Jacques Roubaud (©  Renaud Monfourny)
Jacques Roubaud (© Renaud Monfourny)

Traversée des temps, cristallisée en une polyphonie des formes et des couleurs, des idées et des sensations, le dernier recueil de Jacques Roubaud, Octogone, porte en lui l’héritage d’un demi-siècle d’exploration poétique, chez celui qui, à la fois classique et iconoclaste, demeure l’un de nos plus grands poètes français contemporains.

20 février 2014
20 février 2014

Avec une audace jubilatoire, Jacques Roubaud s’accoquine avec l’héritage de la poésie française, de la Pléiade aux Oulipos, pour poursuivre le travail poétique, jusqu’à atteindre l’instantanéisation des intuitions, qui portèrent nos plus grands poètes, à la grâce.
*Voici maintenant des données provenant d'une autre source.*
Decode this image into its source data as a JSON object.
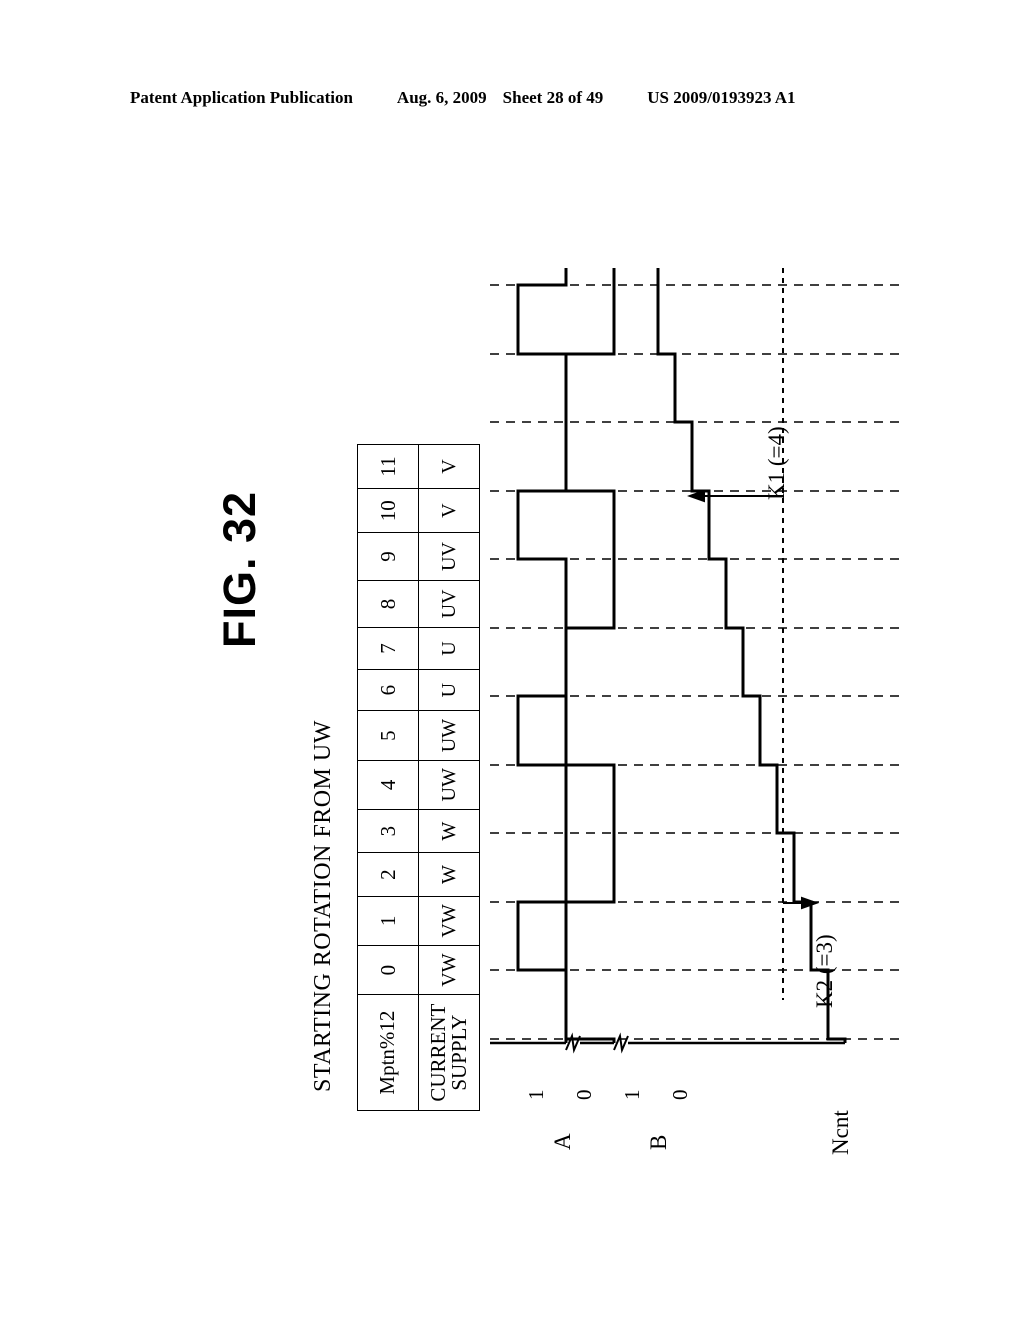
{
  "header": {
    "publication": "Patent Application Publication",
    "date": "Aug. 6, 2009",
    "sheet": "Sheet 28 of 49",
    "patent_number": "US 2009/0193923 A1"
  },
  "figure": {
    "title": "FIG. 32",
    "subtitle": "STARTING ROTATION FROM UW"
  },
  "table": {
    "row_headers": {
      "pattern": "Mptn%12",
      "supply_line1": "CURRENT",
      "supply_line2": "SUPPLY"
    },
    "pattern_values": [
      "0",
      "1",
      "2",
      "3",
      "4",
      "5",
      "6",
      "7",
      "8",
      "9",
      "10",
      "11"
    ],
    "current_supply": [
      "VW",
      "VW",
      "W",
      "W",
      "UW",
      "UW",
      "U",
      "U",
      "UV",
      "UV",
      "V",
      "V"
    ]
  },
  "signals": {
    "a": {
      "name": "A",
      "high_label": "1",
      "low_label": "0"
    },
    "b": {
      "name": "B",
      "high_label": "1",
      "low_label": "0"
    },
    "ncnt": {
      "name": "Ncnt"
    }
  },
  "annotations": {
    "k1": "K1 (=4)",
    "k2": "K2 (=3)"
  },
  "chart_data": {
    "type": "line",
    "title": "FIG. 32 STARTING ROTATION FROM UW",
    "xlabel": "Mptn%12",
    "ylabel": "",
    "x": [
      0,
      1,
      2,
      3,
      4,
      5,
      6,
      7,
      8,
      9,
      10,
      11
    ],
    "grid": true,
    "legend": "none",
    "series": [
      {
        "name": "A",
        "type": "digital",
        "values": [
          0,
          1,
          1,
          0,
          0,
          1,
          1,
          0,
          0,
          1,
          1,
          0
        ]
      },
      {
        "name": "B",
        "type": "digital",
        "values": [
          1,
          1,
          0,
          0,
          1,
          1,
          0,
          0,
          1,
          1,
          0,
          0
        ]
      },
      {
        "name": "Ncnt",
        "type": "staircase",
        "values": [
          0,
          1,
          2,
          3,
          4,
          5,
          6,
          7,
          8,
          9,
          10,
          11
        ]
      }
    ],
    "markers": [
      {
        "label": "K1 (=4)",
        "value": 4
      },
      {
        "label": "K2 (=3)",
        "value": 3
      }
    ]
  },
  "colors": {
    "ink": "#000000",
    "paper": "#ffffff"
  }
}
Non pas un gai savoir philosophique mais une heureuse spiritualisation poétique ; l’ombre des grandes figures absentes passent imperceptiblement, et laissent leurs sèves dans le plaisir des mots et des sons, la joie des lignes imprimées et des pensées florissantes ; filtre déformant et suprêmement créateur, régénérateur d’une langue poétique et d’une expérience de pensée à la fois esthétique et conceptuelle, Octogone invite le lecteur page après page à voyager dans le champ des possibles, éternellement émancipateur, de la poésie.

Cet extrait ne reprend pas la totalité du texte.